1954 - Saidie Patterson: « Enterrer la hache de guerre ou enterrer les morts »

De Andrew Stallybrass

07/04/2021
Saidie Patterson

 

Lorsque Saidie Patterson, une syndicaliste d'Irlande du Nord, prend la parole à Caux en 1954, elle tient à souligner que le Réarmement Moral (aujourd'hui Initiatives et Changement) n'avait pas affaibli son esprit combatif. « Je pensais que c'était quelque chose qui vous ramollissait, et j'ai lutté contre cela pendant très, très longtemps. Mais croyez-moi, mes amis, j'ai découvert qu'il est beaucoup plus difficile d'aimer une personne que de la haïr ».

A 14 ans Saidie est devenue soutien de famille, s'occupant de ses sept frères et sœurs et de son beau-père invalide après que sa mère soit morte en couches parce qu'ils n'avaient pas les moyens de payer le médecin. Elle a travaillé dans une usine de lin et, en 1940, a pris la tête d'une grève pour réclamer la syndicalisation complète des employées. Deux ans après ce discours à Caux, elle est devenue la première femme à présider le parti travailliste d'Irlande du Nord.

Croyez-moi, j'ai découvert qu'il est beaucoup plus difficile d'aimer une personne que de la haïr.

Elle a déclaré à son auditoire de Caux qu'elle était en contact direct avec quelque 90 000 femmes par le biais du mouvement syndical et ouvrier. Elle a ensuite décrit une expérience qu'elle venait de vivre lors de la conférence. « L'autre jour, une personne m'a dit quelque chose qui m'a beaucoup fâchée. Vous savez comment les Britanniques ont parfois l'habitude de dire une chose juste, mais au mauvais moment ! Celui-là a eu de la chance de ne pas recevoir une taloche! » Mais, après un moment de réflexion solitaire elle s'est excusée de sa réaction. Après son départ de Caux, il était prévu qu'elle rencontre des membres du cabinet britannique. « Si j'étais incapable de m'excuser ici, je n'aurais eu aucune réponse à leur apporter à mon retour ».

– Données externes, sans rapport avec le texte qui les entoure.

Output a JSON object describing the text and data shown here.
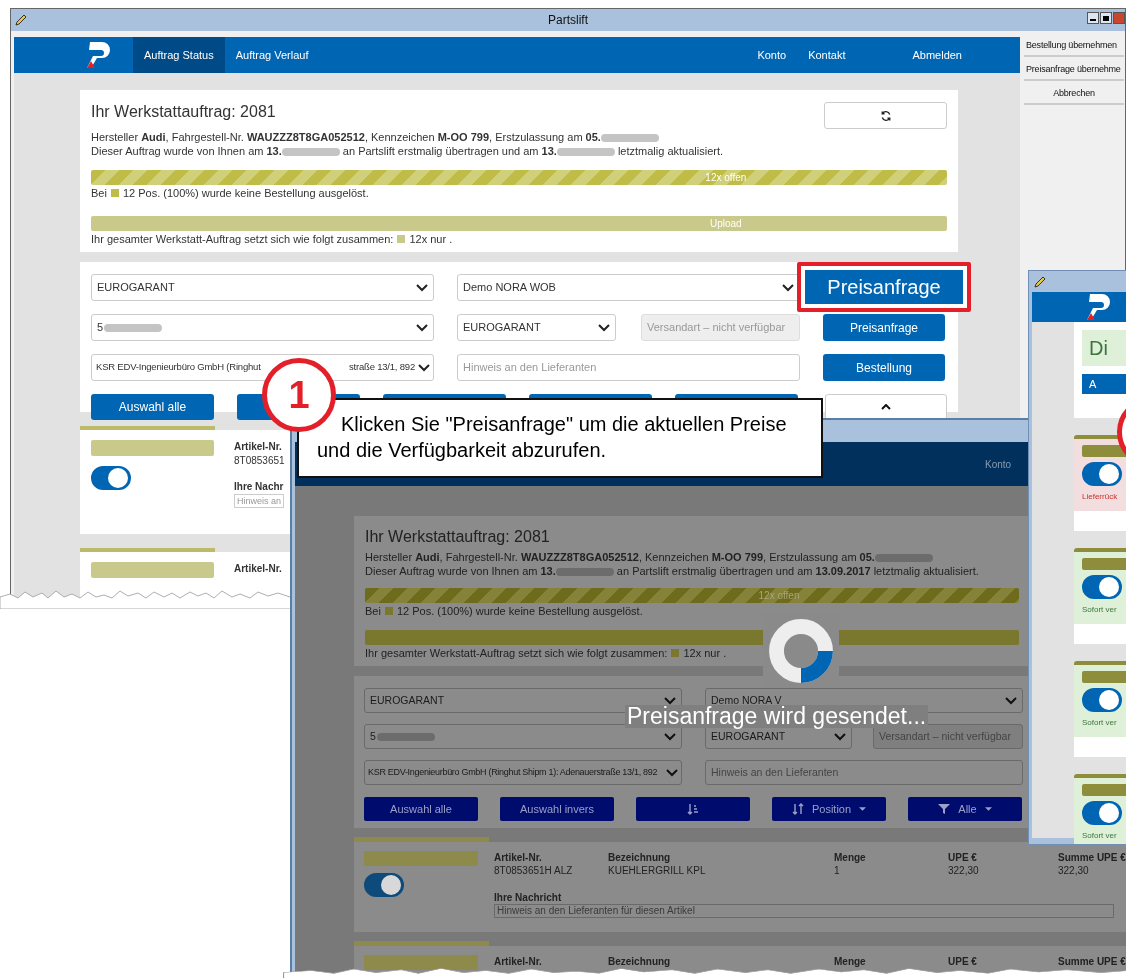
{
  "back_window": {
    "title": "Partslift",
    "tabs": [
      {
        "label": "Auftrag Status",
        "selected": true
      },
      {
        "label": "Auftrag Verlauf",
        "selected": false
      }
    ],
    "nav_links": [
      "Konto",
      "Kontakt",
      "Abmelden"
    ],
    "side_buttons": [
      "Bestellung übernehmen",
      "Preisanfrage übernehme",
      "Abbrechen"
    ],
    "order": {
      "title": "Ihr Werkstattauftrag: 2081",
      "lines": [
        [
          {
            "kind": "text",
            "text": "Hersteller **Audi**, Fahrgestell-Nr. **WAUZZZ8T8GA052512**, Kennzeichen **M-OO 799**, Erstzulassung am **05.**"
          },
          {
            "kind": "redacted"
          }
        ],
        [
          {
            "kind": "text",
            "text": "Dieser Auftrag wurde von Ihnen am **13.**"
          },
          {
            "kind": "redacted"
          },
          {
            "kind": "text",
            "text": " an Partslift erstmalig übertragen und am **13.**"
          },
          {
            "kind": "redacted"
          },
          {
            "kind": "text",
            "text": " letztmalig aktualisiert."
          }
        ]
      ],
      "bars": [
        {
          "label": "12x offen",
          "striped": true,
          "level": 1,
          "legend_before": "Bei",
          "legend_after": "12 Pos. (100%) wurde keine Bestellung ausgelöst."
        },
        {
          "label": "Upload",
          "striped": false,
          "level": 1,
          "legend_before": "Ihr gesamter Werkstatt-Auftrag setzt sich wie folgt zusammen:",
          "legend_after": "12x nur ."
        }
      ]
    },
    "form": {
      "supplier": "EUROGARANT",
      "account": "Demo NORA WOB",
      "customer_number": "5",
      "shipper": "EUROGARANT",
      "shipping": "Versandart – nicht verfügbar",
      "shipping_disabled": true,
      "address": "KSR EDV-Ingenieurbüro GmbH (Ringhut",
      "address_tail": "straße 13/1, 892",
      "note_placeholder": "Hinweis an den Lieferanten",
      "actions": [
        {
          "label": "Preisanfrage",
          "highlighted": true
        },
        {
          "label": "Preisanfrage",
          "highlighted": false
        },
        {
          "label": "Bestellung",
          "highlighted": false
        }
      ],
      "row_buttons": [
        {
          "kind": "text",
          "label": "Auswahl alle"
        },
        {
          "kind": "covered"
        },
        {
          "kind": "covered"
        },
        {
          "kind": "covered"
        },
        {
          "kind": "covered"
        }
      ]
    },
    "items": [
      {
        "on": true,
        "article_label": "Artikel-Nr.",
        "article": "8T0853651",
        "message_label": "Ihre Nachr",
        "placeholder": "Hinweis an"
      },
      {
        "article_label": "Artikel-Nr."
      }
    ]
  },
  "front_window": {
    "nav_link": "Konto",
    "order": {
      "title": "Ihr Werkstattauftrag: 2081",
      "lines": [
        [
          {
            "kind": "text",
            "text": "Hersteller **Audi**, Fahrgestell-Nr. **WAUZZZ8T8GA052512**, Kennzeichen **M-OO 799**, Erstzulassung am **05.**"
          },
          {
            "kind": "redacted"
          }
        ],
        [
          {
            "kind": "text",
            "text": "Dieser Auftrag wurde von Ihnen am **13.**"
          },
          {
            "kind": "redacted"
          },
          {
            "kind": "text",
            "text": " an Partslift erstmalig übertragen und am **13.09.2017** letztmalig aktualisiert."
          }
        ]
      ],
      "bars": [
        {
          "label": "12x offen",
          "striped": true,
          "level": 1,
          "legend_before": "Bei",
          "legend_after": "12 Pos. (100%) wurde keine Bestellung ausgelöst."
        },
        {
          "striped": false,
          "level": 1,
          "legend_before": "Ihr gesamter Werkstatt-Auftrag setzt sich wie folgt zusammen:",
          "legend_after": "12x nur ."
        }
      ]
    },
    "form": {
      "supplier": "EUROGARANT",
      "account": "Demo NORA V",
      "customer_number": "5",
      "shipper": "EUROGARANT",
      "shipping": "Versandart – nicht verfügbar",
      "shipping_disabled": true,
      "address": "KSR EDV-Ingenieurbüro GmbH (Ringhut Shipm 1): Adenauerstraße 13/1, 892",
      "note_placeholder": "Hinweis an den Lieferanten",
      "row_buttons": [
        {
          "kind": "text",
          "label": "Auswahl alle"
        },
        {
          "kind": "text",
          "label": "Auswahl invers"
        },
        {
          "kind": "sort"
        },
        {
          "kind": "sort_menu",
          "label": "Position"
        },
        {
          "kind": "filter_menu",
          "label": "Alle"
        }
      ]
    },
    "items": [
      {
        "on": true,
        "columns": [
          {
            "header": "Artikel-Nr.",
            "value": "8T0853651H ALZ"
          },
          {
            "header": "Bezeichnung",
            "value": "KUEHLERGRILL KPL"
          },
          {
            "header": "Menge",
            "value": "1"
          },
          {
            "header": "UPE €",
            "value": "322,30"
          },
          {
            "header": "Summe UPE €",
            "value": "322,30"
          }
        ],
        "message_label": "Ihre Nachricht",
        "placeholder": "Hinweis an den Lieferanten für diesen Artikel"
      },
      {
        "columns": [
          {
            "header": "Artikel-Nr."
          },
          {
            "header": "Bezeichnung"
          },
          {
            "header": "Menge"
          },
          {
            "header": "UPE €"
          },
          {
            "header": "Summe UPE €"
          }
        ]
      }
    ],
    "loading_text": "Preisanfrage wird gesendet..."
  },
  "right_window": {
    "banner": "Di",
    "button": "A",
    "items": [
      {
        "kind": "warning",
        "on": true,
        "note": "Lieferrück"
      },
      {
        "kind": "ok",
        "on": true,
        "note": "Sofort ver"
      },
      {
        "kind": "ok",
        "on": true,
        "note": "Sofort ver"
      },
      {
        "kind": "ok",
        "on": true,
        "note": "Sofort ver"
      }
    ]
  },
  "callout": {
    "number": "1",
    "text": "Klicken Sie \"Preisanfrage\" um die aktuellen Preise und die Verfügbarkeit abzurufen."
  }
}
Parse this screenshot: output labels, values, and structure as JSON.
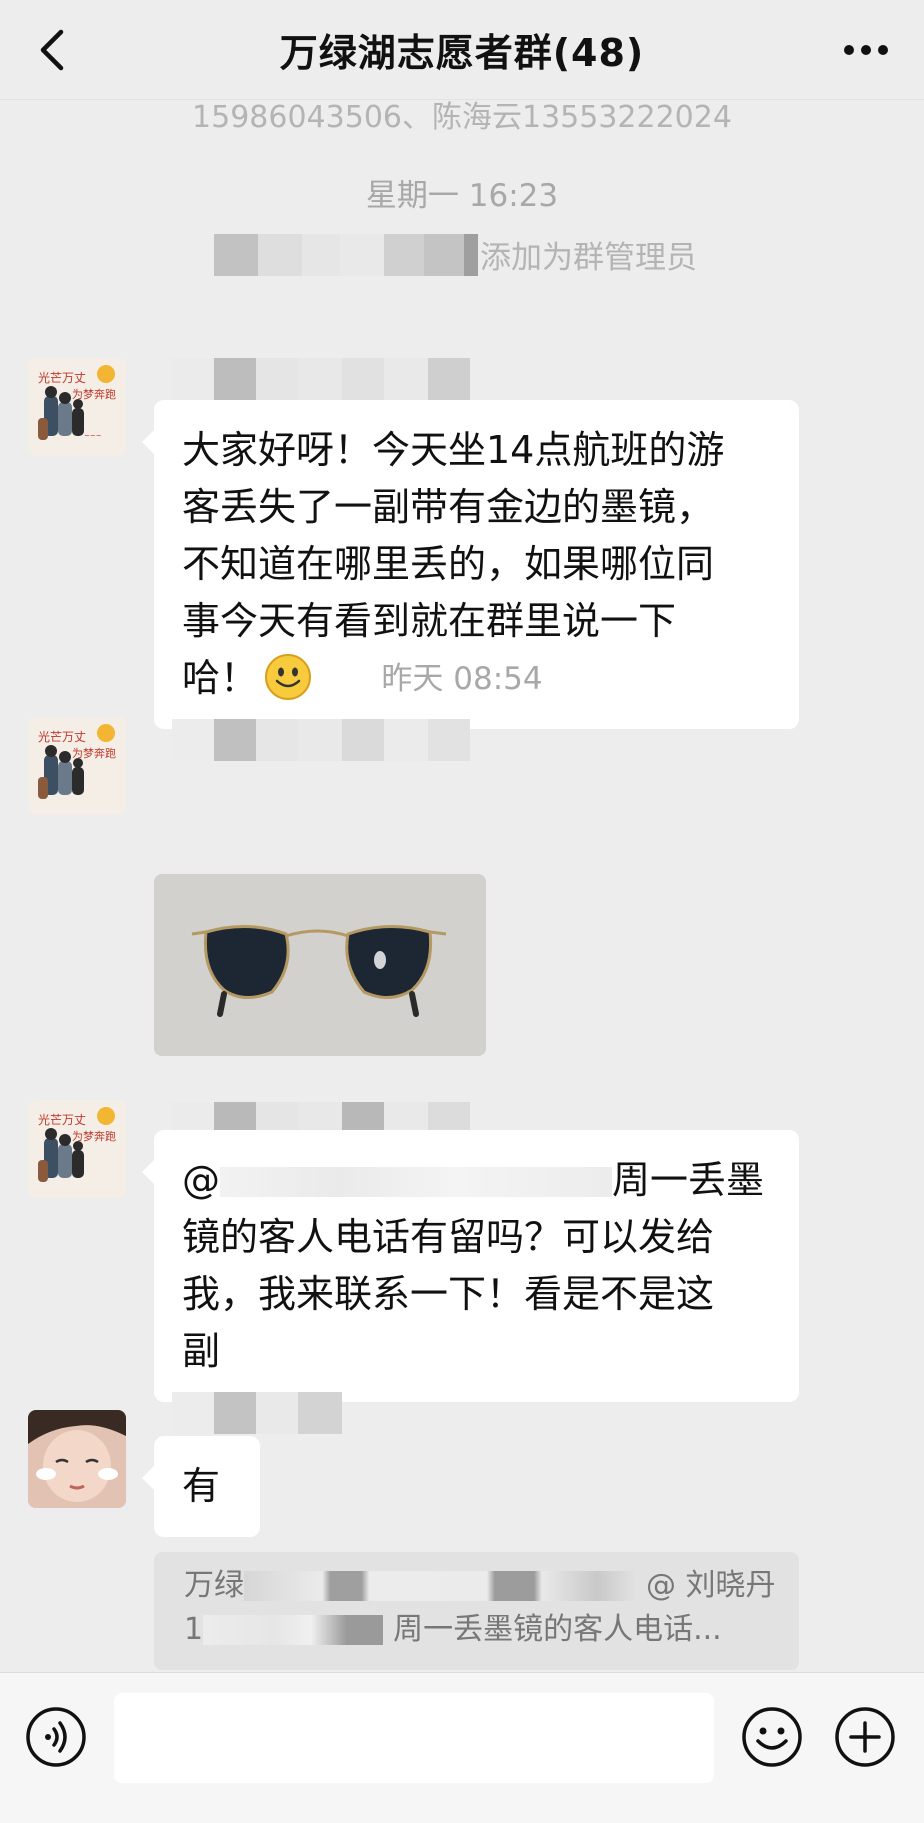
{
  "header": {
    "title": "万绿湖志愿者群(48)",
    "back_icon": "chevron-left-icon",
    "more_icon": "more-dots-icon"
  },
  "chat": {
    "top_partial": "15986043506、陈海云13553222024",
    "time1": "星期一 16:23",
    "system_admin": "添加为群管理员",
    "msg1_text_lines": [
      "大家好呀！今天坐14点航班的游",
      "客丢失了一副带有金边的墨镜，",
      "不知道在哪里丢的，如果哪位同",
      "事今天有看到就在群里说一下",
      "哈！"
    ],
    "time2": "昨天 08:54",
    "msg3_at": "@",
    "msg3_lines": [
      "周一丢墨",
      "镜的客人电话有留吗？可以发给",
      "我，我来联系一下！看是不是这",
      "副"
    ],
    "msg4_text": "有",
    "quote_line1_start": "万绿",
    "quote_line1_end": "@ 刘晓丹",
    "quote_line2_start": "1",
    "quote_line2_end": "周一丢墨镜的客人电话..."
  },
  "icons": {
    "voice": "voice-icon",
    "emoji": "emoji-icon",
    "plus": "plus-icon",
    "smiley": "smiley-emoji-icon"
  },
  "colors": {
    "background": "#ededed",
    "bubble": "#ffffff",
    "system_text": "#b4b4b4",
    "quote_bg": "#e2e2e2"
  }
}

Une autre fois, prenant le thé au centre de conférence, elle s'est retrouvée à parler à qui voulait l'entendre du comportement des Américains en Irlande du Nord pendant la guerre. « Une fois de plus je critique les Américains et je découvre que les quatre dames avec lesquelles je prends le thé sont toutes américaines ! Puis elles me disent que tous leurs grands-parents étaient venus d'Irlande. Ils venaient donc en quelque sorte d'être exportés! Je n'ai jamais oublié cette leçon ».

 

Saidie Patterson plants a memorial Peace Cross for her great-nephewin Belfast in 1979. Photograph from the Bleakley Collection.
Saidie Patterson plante une Croix de la Paix commémorative pour
son petit-neveu, Belfast 1979 (photo: Bleakley Collection)

 

Saidie avait récemment pris la parole lors d'une conférence du parti travailliste où elle avait été choquée par la haine exprimée contre l'Allemagne et les Allemands. Elle avait raconté comment elle avait été invitée à se rendre en Allemagne avec le Réarmement Moral en 1950. « Je ne voulais pas y aller. Ma propre maison avait été détruite. Un de mes neveux avait été tué le jour de son 21e anniversaire et j'avais un énorme ressentiment dans mon cœur ; mais mes amis m'ont dit que le ressentiment n'allait pas aider à reconstruire une nouvelle Allemagne. Là-bas, j'ai rencontré beaucoup de femmes dans des situations semblables à la mienne. L'une d'elles avait été placée dans un camp de concentration pour ses convictions syndicales et ses deux fils avaient été tués par les Britanniques. J'ai raconté cette histoire à la conférence et je leur ai dit : Il vous faut plus qu'une arme à la main. Il vous faut une idée ».

Si j'étais incapable de m'excuser ici, je n'aurais eu aucune réponse à leur apporter à mon retour

En 1973, après avoir pris sa retraite de son travail comme syndicaliste, Saidie est devenue présidente de Women Together, s'efforçant de remédier aux divisions entre protestants et catholiques dans son pays. « Il n'y a pas de larmes "orange" ou "vertes" (les couleurs des deux communautés); nous pleurons tous ensemble », dit-elle. « Nous devons décider ce que nous préférons, enterrer la hache de guerre ou enterrer les morts ».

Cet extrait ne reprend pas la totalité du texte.